Should old acquaintance be forgot, and auld lang syne?
Mentor: A wise and trusted counselor or teacher.
Without waxing poetic - mentors are crucial to leadership development and should a military mentor hall of fame exist - retired US Army Colonel John Collins would be one of the first inductees.
Colonel Collins has given his kind permission to post the following e-mail and attachment (letter to General Robert Kingston) -- a piece of history, a fine example of mentorship as it should be and proof-positive that the requirement for sage advice does not diminish with rank - enough said.
I've accumulated many valued acquaintances since childhood, despite being a loner all my life, but General Barbwire Bob Kingston remains my only close friend. I've missed him every day since he checked out on 28 February 2007, a year ago next Thursday. I was Bob's boss in the 82d Airborne Division when he was a captain and his faculty adviser when he was a lieutenant colonel student at the National War College.
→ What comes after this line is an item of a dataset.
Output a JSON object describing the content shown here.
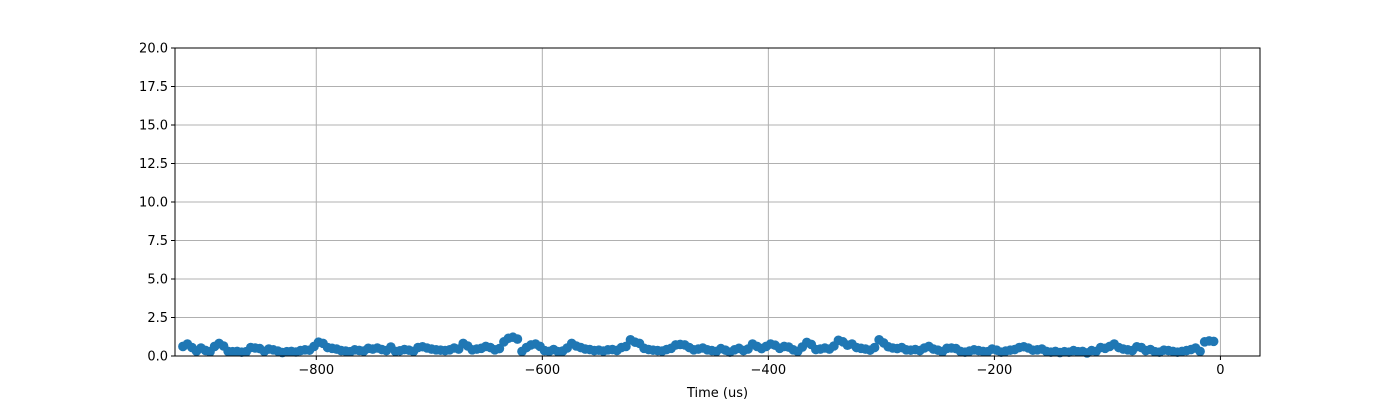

My advice didn't stop after he wore stars. I thought perhaps you might like to review my August 1981 correspondence to Robert regarding the Rapid Deployment Joint Task Force (RDJTF). It focused primarily on the Persian Gulf after Soviet armed forces invaded Afghanistan, but important parts remain pertinent today (see attached letter, written by hand because I had no secretary and couldn't type). Marine Lieutenant General P. X. Kelley was the first RDJTF commander. The key question was: Who should replace P.X. when his tenure expired? Plans called for amphibious assaults to seize footholds in Iran if required, but Pentagon computers confirmed that no active duty Marine flag officer had ever landed under enemy fire, whereas Major General Kingston had hit the beach as a second lieutenant at Inchon on Korea's west coast in September 1950. Bob got the job and pinned on three stars.
John M. Collins is a retired U.S. Army colonel and a distinguished visiting research fellow at the National Defense University. Collins culminated his military career as the director of military strategy studies and then as chief of the Strategic Research Group at the National War College. He was subsequently the senior specialist in national defense at the Congressional Research Service for twenty-four years.
Note: General Robert Barrow, then Commandant of the Marine Corps, also landed at Inchon during the Korean War but was, at that time, considered too senior for command of the RDJTF. Links were added to Colonel Collins' e-mail for background purposes.